10 Ekim, 1 Kasım, 24 Kasım: NATO, Suudi, İsrail, AKP ortak yapımı mı?
Fotoğraf: Envato
10 Ekim Ankara patlaması, 1 Kasım milletvekili seçimleri, 24 Kasım Rus uçağının düşürülmesi Suudi, İsrail, AKP yapımı mı?
24 Kasım aynı zamanda öğretmenler günüydü. Artık ilahiyatçılar-imamlar gününe dönüştü, dahası uçak düşürmeye bile alkış tutuyor.
7 Haziran seçimlerini sadece AKP kaybetmemişti, aynı zamanda “Derin NATO”, Suudi-İsrail bloku kaybetmişti.
1 Kasım seçimlerini aynı blokların hazırlamış olması makul bir soruyu oluşturmuyor mu?
Uçak düşürülmeden önceki günlerde Ankara’da güvenlik toplantıları yapılıyordu. Hatta uçağın vurulmasından bir gün önce yine zirve vardı.
Lavrov: “Önceden planlanmış bir provokasyon” diyor. Putin: “Arkadan bıçaklandık” diyor.
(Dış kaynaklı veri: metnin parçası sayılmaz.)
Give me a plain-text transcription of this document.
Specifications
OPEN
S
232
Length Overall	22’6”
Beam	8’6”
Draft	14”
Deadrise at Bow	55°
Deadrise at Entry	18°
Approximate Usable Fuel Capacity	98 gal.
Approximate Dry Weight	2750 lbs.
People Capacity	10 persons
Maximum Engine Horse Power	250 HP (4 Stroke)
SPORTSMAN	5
Ukrayna: Aynı tarihlerde Rus uçaklarına hava sahasını tümden kapattığını açıklıyor.
AKP ve derin kurumlar, Türkiye’nin çok bağımlı olduğu bir yandan doğal gaz, diğer yandan gıda, inşaat, turizm sektörleri… Daha önemlisi komşusu olan Rusya ile ilişkilerin bozulmasını nasıl göze alabiliyor?
Göze almalı mı?
Eğer yıllık 5-10 milyarlık bir ticari-ekonomik büyüklüğü kaybetmeyi göze almışsa, hatta bu olaylar diğer ülkelerden gelecek turizmi de daha ağır bir şekilde yaralayacaksa, birilerinin bunu finanse etmesi gerekmez mi? Suudi Arabistan Türkiye’ye 3-5 sene boyunca 10-15 milyar açıktan dolar aktarma garantisi mi verdi?
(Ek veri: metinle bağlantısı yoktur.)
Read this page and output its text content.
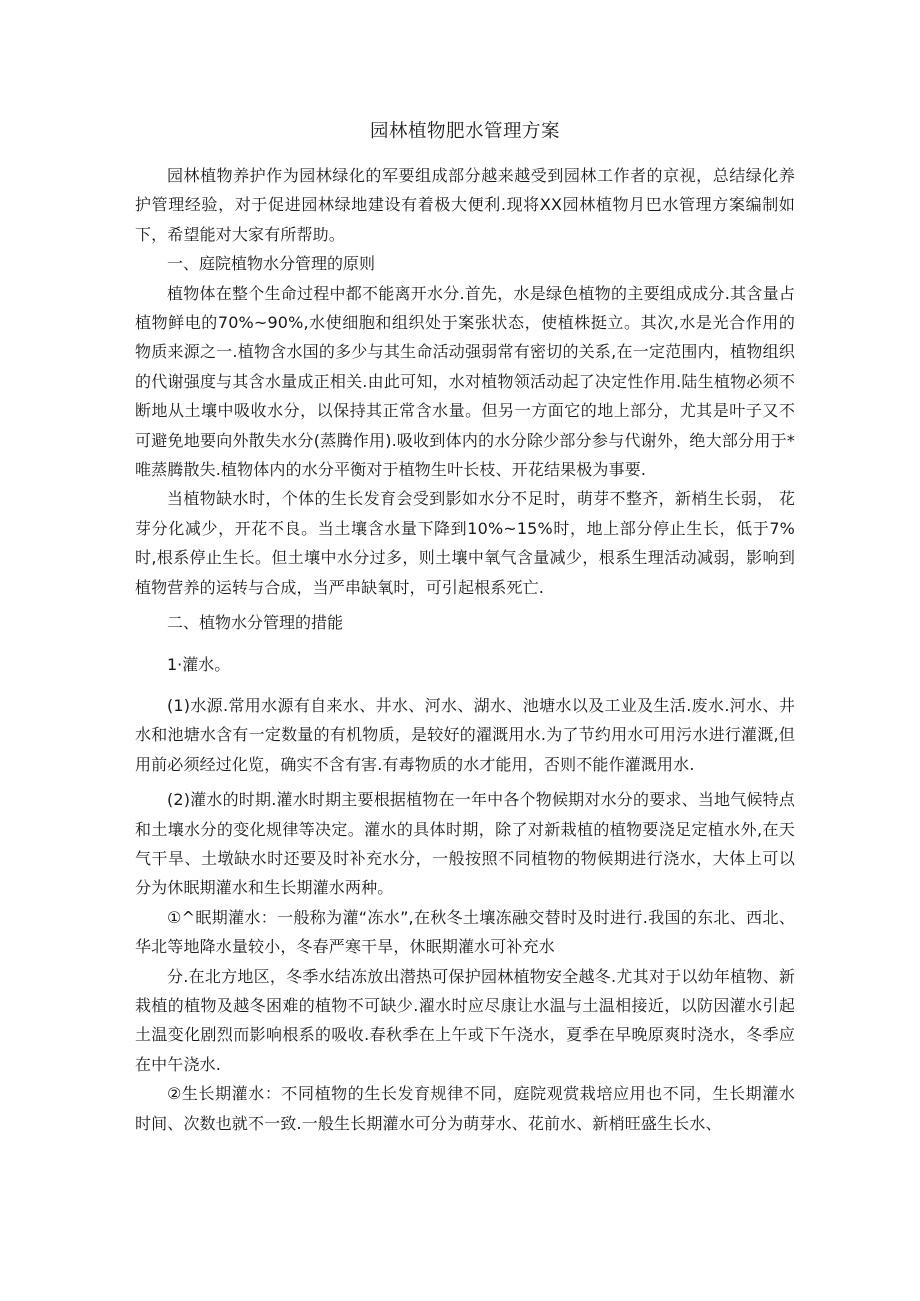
园林植物肥水管理方案

园林植物养护作为园林绿化的军要组成部分越来越受到园林工作者的京视，总结绿化养护管理经验，对于促进园林绿地建设有着极大便利.现将XX园林植物月巴水管理方案编制如下，希望能对大家有所帮助。

一、庭院植物水分管理的原则

植物体在整个生命过程中都不能离开水分.首先，水是绿色植物的主要组成成分.其含量占植物鲜电的70%~90%,水使细胞和组织处于案张状态，使植株挺立。其次,水是光合作用的物质来源之一.植物含水国的多少与其生命活动强弱常有密切的关系,在一定范围内，植物组织的代谢强度与其含水量成正相关.由此可知，水对植物领活动起了决定性作用.陆生植物必须不断地从土壤中吸收水分，以保持其正常含水量。但另一方面它的地上部分，尤其是叶子又不可避免地要向外散失水分(蒸腾作用).吸收到体内的水分除少部分参与代谢外，绝大部分用于*唯蒸腾散失.植物体内的水分平衡对于植物生叶长枝、开花结果极为事要.

当植物缺水时，个体的生长发育会受到影如水分不足时，萌芽不整齐，新梢生长弱， 花芽分化减少，开花不良。当土壤含水量下降到10%~15%时，地上部分停止生长，低于7%时,根系停止生长。但土壤中水分过多，则土壤中氧气含量减少，根系生理活动减弱，影响到植物营养的运转与合成，当严串缺氧时，可引起根系死亡.

二、植物水分管理的措能

1·灌水。

(1)水源.常用水源有自来水、井水、河水、湖水、池塘水以及工业及生活.废水.河水、井水和池塘水含有一定数量的有机物质，是较好的濯溉用水.为了节约用水可用污水进行灌溉,但用前必须经过化览，确实不含有害.有毒物质的水才能用，否则不能作灌溉用水.

(2)灌水的时期.灌水时期主要根据植物在一年中各个物候期对水分的要求、当地气候特点和土壤水分的变化规律等决定。灌水的具体时期，除了对新栽植的植物要浇足定植水外,在天气干旱、土墩缺水时还要及时补充水分，一般按照不同植物的物候期进行浇水，大体上可以分为休眠期灌水和生长期灌水两种。

①^眠期灌水：一般称为灌“冻水”,在秋冬土壤冻融交替时及时进行.我国的东北、西北、华北等地降水量较小，冬春严寒干旱，休眠期灌水可补充水

分.在北方地区，冬季水结冻放出潜热可保护园林植物安全越冬.尤其对于以幼年植物、新栽植的植物及越冬困难的植物不可缺少.濯水时应尽康让水温与土温相接近，以防因灌水引起土温变化剧烈而影响根系的吸收.春秋季在上午或下午浇水，夏季在早晚原爽时浇水，冬季应在中午浇水.

②生长期灌水：不同植物的生长发育规律不同，庭院观赏栽培应用也不同，生长期灌水时间、次数也就不一致.一般生长期灌水可分为萌芽水、花前水、新梢旺盛生长水、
AB aynı günlerde 3 milyar sığınmacı yardımı mı öngörüyor?
Açıktan para aktarıldığında bu kamu denetiminin de dışında kaldığından tümden yandaşlara aktarma fırsatı da mı doğuyor? En başta da örtülü İslamlaştırma-Vahabileştirme (Selefileştirme) projelerine, Yeni Osmanlıcılığa mı hizmet ediyor?
Yeni Osmanlıcılık, Osmanlının dağıtılmasında önemli rolü olan Suudi prenslerle mi birlikte yürütülüyor? Dolayısıyla derin NATO ile, CIA ile, İsrail ile birlikte mi yürütülüyor?
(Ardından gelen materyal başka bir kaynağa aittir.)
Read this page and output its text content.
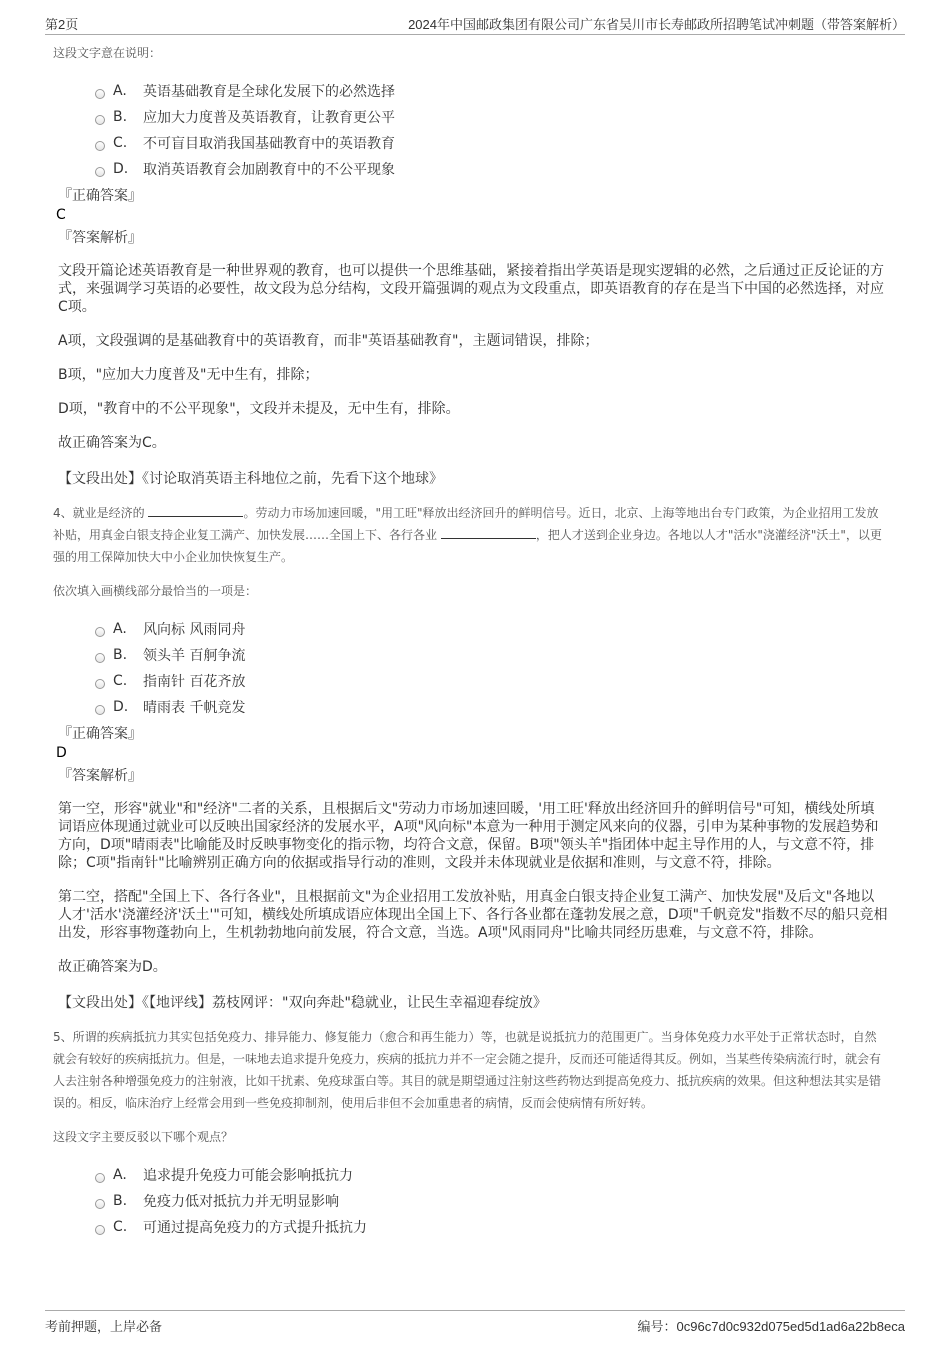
第2页	2024年中国邮政集团有限公司广东省吴川市长寿邮政所招聘笔试冲刺题（带答案解析）

这段文字意在说明：

A.	英语基础教育是全球化发展下的必然选择
B.	应加大力度普及英语教育，让教育更公平
C.	不可盲目取消我国基础教育中的英语教育
D.	取消英语教育会加剧教育中的不公平现象

『正确答案』

C

『答案解析』

文段开篇论述英语教育是一种世界观的教育，也可以提供一个思维基础，紧接着指出学英语是现实逻辑的必然，之后通过正反论证的方式，来强调学习英语的必要性，故文段为总分结构，文段开篇强调的观点为文段重点，即英语教育的存在是当下中国的必然选择，对应C项。

A项，文段强调的是基础教育中的英语教育，而非"英语基础教育"，主题词错误，排除；

B项，"应加大力度普及"无中生有，排除；

D项，"教育中的不公平现象"，文段并未提及，无中生有，排除。

故正确答案为C。

【文段出处】《讨论取消英语主科地位之前，先看下这个地球》

4、就业是经济的	。劳动力市场加速回暖，"用工旺"释放出经济回升的鲜明信号。近日，北京、上海等地出台专门政策，为企业招用工发放补贴，用真金白银支持企业复工满产、加快发展……全国上下、各行各业	，把人才送到企业身边。各地以人才"活水"浇灌经济"沃土"，以更强的用工保障加快大中小企业加快恢复生产。

依次填入画横线部分最恰当的一项是：

A.	风向标 风雨同舟
B.	领头羊 百舸争流
C.	指南针 百花齐放
D.	晴雨表 千帆竞发

『正确答案』

D

『答案解析』

第一空，形容"就业"和"经济"二者的关系，且根据后文"劳动力市场加速回暖，'用工旺'释放出经济回升的鲜明信号"可知，横线处所填词语应体现通过就业可以反映出国家经济的发展水平，A项"风向标"本意为一种用于测定风来向的仪器，引申为某种事物的发展趋势和方向，D项"晴雨表"比喻能及时反映事物变化的指示物，均符合文意，保留。B项"领头羊"指团体中起主导作用的人，与文意不符，排除；C项"指南针"比喻辨别正确方向的依据或指导行动的准则，文段并未体现就业是依据和准则，与文意不符，排除。

第二空，搭配"全国上下、各行各业"，且根据前文"为企业招用工发放补贴，用真金白银支持企业复工满产、加快发展"及后文"各地以人才'活水'浇灌经济'沃土'"可知，横线处所填成语应体现出全国上下、各行各业都在蓬勃发展之意，D项"千帆竞发"指数不尽的船只竞相出发，形容事物蓬勃向上，生机勃勃地向前发展，符合文意，当选。A项"风雨同舟"比喻共同经历患难，与文意不符，排除。

故正确答案为D。

【文段出处】《【地评线】荔枝网评："双向奔赴"稳就业，让民生幸福迎春绽放》

5、所谓的疾病抵抗力其实包括免疫力、排异能力、修复能力（愈合和再生能力）等，也就是说抵抗力的范围更广。当身体免疫力水平处于正常状态时，自然就会有较好的疾病抵抗力。但是，一味地去追求提升免疫力，疾病的抵抗力并不一定会随之提升，反而还可能适得其反。例如，当某些传染病流行时，就会有人去注射各种增强免疫力的注射液，比如干扰素、免疫球蛋白等。其目的就是期望通过注射这些药物达到提高免疫力、抵抗疾病的效果。但这种想法其实是错误的。相反，临床治疗上经常会用到一些免疫抑制剂，使用后非但不会加重患者的病情，反而会使病情有所好转。

这段文字主要反驳以下哪个观点？

A.	追求提升免疫力可能会影响抵抗力
B.	免疫力低对抵抗力并无明显影响
C.	可通过提高免疫力的方式提升抵抗力
考前押题，上岸必备	编号：0c96c7d0c932d075ed5d1ad6a22b8eca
Obama’nın, Batılı liderlerin Erdoğan’a mesafeli gibi görünmesi, Türkiye’deki ABD karşıtlığını yükseltmemek, AKP’yi sıkıntıya sokmamak için mi? Aynı zamanda Batı kamuoyları da mı yanıltılıyor? Görüntü ile arkasındaki realite farklılaştırılıp geniş halk kesimlerinin resmi doğru okuması hem Avrupa’da hem de Türkiye’de engellenmeye mi çalışılıyor?
Selefileştirme, Çeçenleştirme, etnikleştirme projeleri aynı zamanda neokonzervatif anlayışa, Yeni Dünya Düzenine mi hizmet ediyor?
Hem Rusya sıkıştırılıyor, hem de Ortadoğu’daki demokratik arayışlar, bilim ve aydınlanma arayışları, tümden sıkıntıya mı sokuluyor? Bir taşla üç beş kuş mu vuruluyor?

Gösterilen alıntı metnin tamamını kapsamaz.